Кризис, переживаемый Западом, связан не просто с моделью экономического развития, а с его мировоззренческими основами. Показательна его оценка в современном Китае. В отчете, опубликованном исследовательской группой Академии наук КНР (7 октября 2008 г.), говорится: «В сегодняшнем мире по размерам государственного богатства и мощи США, безусловно, являются лидером, но в связи с тем, что они жадно преследуют экономические интересы и добиваются гегемонии в мире, не уделяя внимания моральному и нравственному облику, ответственности и доверию государству».
Китай уже доказал, что может стать органической частью этого мира, но он вряд ли может претендовать на роль прообраза будущего всего человечества. В отличии от предыдущего состояния, которое требовало заимствований и стандартизации, определяющих стратегию успеха при вхождении в «цивилизованный мир», выход из кризиса требует другой стратегии – инновационной по своему характеру.

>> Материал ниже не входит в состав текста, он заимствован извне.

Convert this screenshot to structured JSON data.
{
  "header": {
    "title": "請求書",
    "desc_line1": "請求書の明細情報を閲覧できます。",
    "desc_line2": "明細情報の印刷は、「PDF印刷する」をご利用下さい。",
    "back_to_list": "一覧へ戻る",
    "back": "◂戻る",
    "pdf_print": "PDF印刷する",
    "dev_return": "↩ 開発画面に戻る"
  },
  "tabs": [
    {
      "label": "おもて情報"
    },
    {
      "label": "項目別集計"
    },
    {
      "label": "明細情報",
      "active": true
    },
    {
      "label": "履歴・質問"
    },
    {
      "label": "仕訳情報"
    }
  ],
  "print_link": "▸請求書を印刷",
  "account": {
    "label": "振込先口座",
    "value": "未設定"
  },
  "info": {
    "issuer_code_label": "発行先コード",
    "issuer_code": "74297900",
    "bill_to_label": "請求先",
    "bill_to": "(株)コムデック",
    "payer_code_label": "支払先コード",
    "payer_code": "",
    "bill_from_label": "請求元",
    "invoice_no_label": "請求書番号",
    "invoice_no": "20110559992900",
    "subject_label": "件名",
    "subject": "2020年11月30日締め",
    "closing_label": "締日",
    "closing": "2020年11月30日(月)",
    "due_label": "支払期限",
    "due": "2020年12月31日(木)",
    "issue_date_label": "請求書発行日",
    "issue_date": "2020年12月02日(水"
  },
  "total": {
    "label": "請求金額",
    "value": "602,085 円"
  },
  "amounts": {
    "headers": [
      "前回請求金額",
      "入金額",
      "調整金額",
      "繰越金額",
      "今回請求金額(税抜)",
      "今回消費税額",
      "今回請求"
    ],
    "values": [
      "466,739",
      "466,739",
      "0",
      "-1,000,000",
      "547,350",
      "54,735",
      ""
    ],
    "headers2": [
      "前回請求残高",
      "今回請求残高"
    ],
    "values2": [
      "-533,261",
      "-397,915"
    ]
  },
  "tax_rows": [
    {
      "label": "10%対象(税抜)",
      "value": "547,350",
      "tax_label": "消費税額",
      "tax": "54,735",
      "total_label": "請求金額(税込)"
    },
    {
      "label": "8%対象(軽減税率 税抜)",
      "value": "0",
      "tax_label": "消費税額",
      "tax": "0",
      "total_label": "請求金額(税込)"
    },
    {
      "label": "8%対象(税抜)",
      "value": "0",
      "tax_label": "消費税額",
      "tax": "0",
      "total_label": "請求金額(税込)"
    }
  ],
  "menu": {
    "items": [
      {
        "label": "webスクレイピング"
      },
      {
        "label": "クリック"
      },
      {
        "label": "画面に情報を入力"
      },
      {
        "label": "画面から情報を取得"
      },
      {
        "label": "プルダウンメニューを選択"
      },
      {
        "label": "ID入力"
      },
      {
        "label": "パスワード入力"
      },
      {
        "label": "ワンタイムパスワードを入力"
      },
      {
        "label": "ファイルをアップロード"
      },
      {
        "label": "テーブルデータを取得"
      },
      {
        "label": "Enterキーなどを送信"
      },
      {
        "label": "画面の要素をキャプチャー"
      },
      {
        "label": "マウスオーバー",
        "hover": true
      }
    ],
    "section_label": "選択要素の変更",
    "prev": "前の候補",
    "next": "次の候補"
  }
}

Расширение сферы взаимодействия с внешним миром многократно усилило роль внешнего фактора в политическом курсе КНР, которая в последние годы предпринимает энергичные усилия, чтобы вписаться в новую международную реальность.
Новым направлением деятельности лидеров КНР на рубеже XXI века стало участие в региональных организациях и многосторонних институтах, обеспечивавших устойчивую международную поддержку, обязательную для великой державы. Используя благоприятную конъюнктуру – перемещение экономического центра мира в Азиатско-Тихоокеанский бассейн, Китай получал возможность использовать свой внешнеполитический потенциал на региональном уровне. По мере роста веса Восточной, Юго-Восточной и Центральной Азии в мировых делах, политика КНР в регионе все более приобретала глобальное звучание. Обеспечив региональное лидерство, Китай гарантирует повышение своего статуса вместе с динамичным регионом, который мог стать локомотивом его мирового возвышения. Избрав постепенный путь укрепления своих позиций в мире, Китай успешно активизирует региональное сотрудничество и партнерство, прежде всего в рамках ШОС и с АСЕАН.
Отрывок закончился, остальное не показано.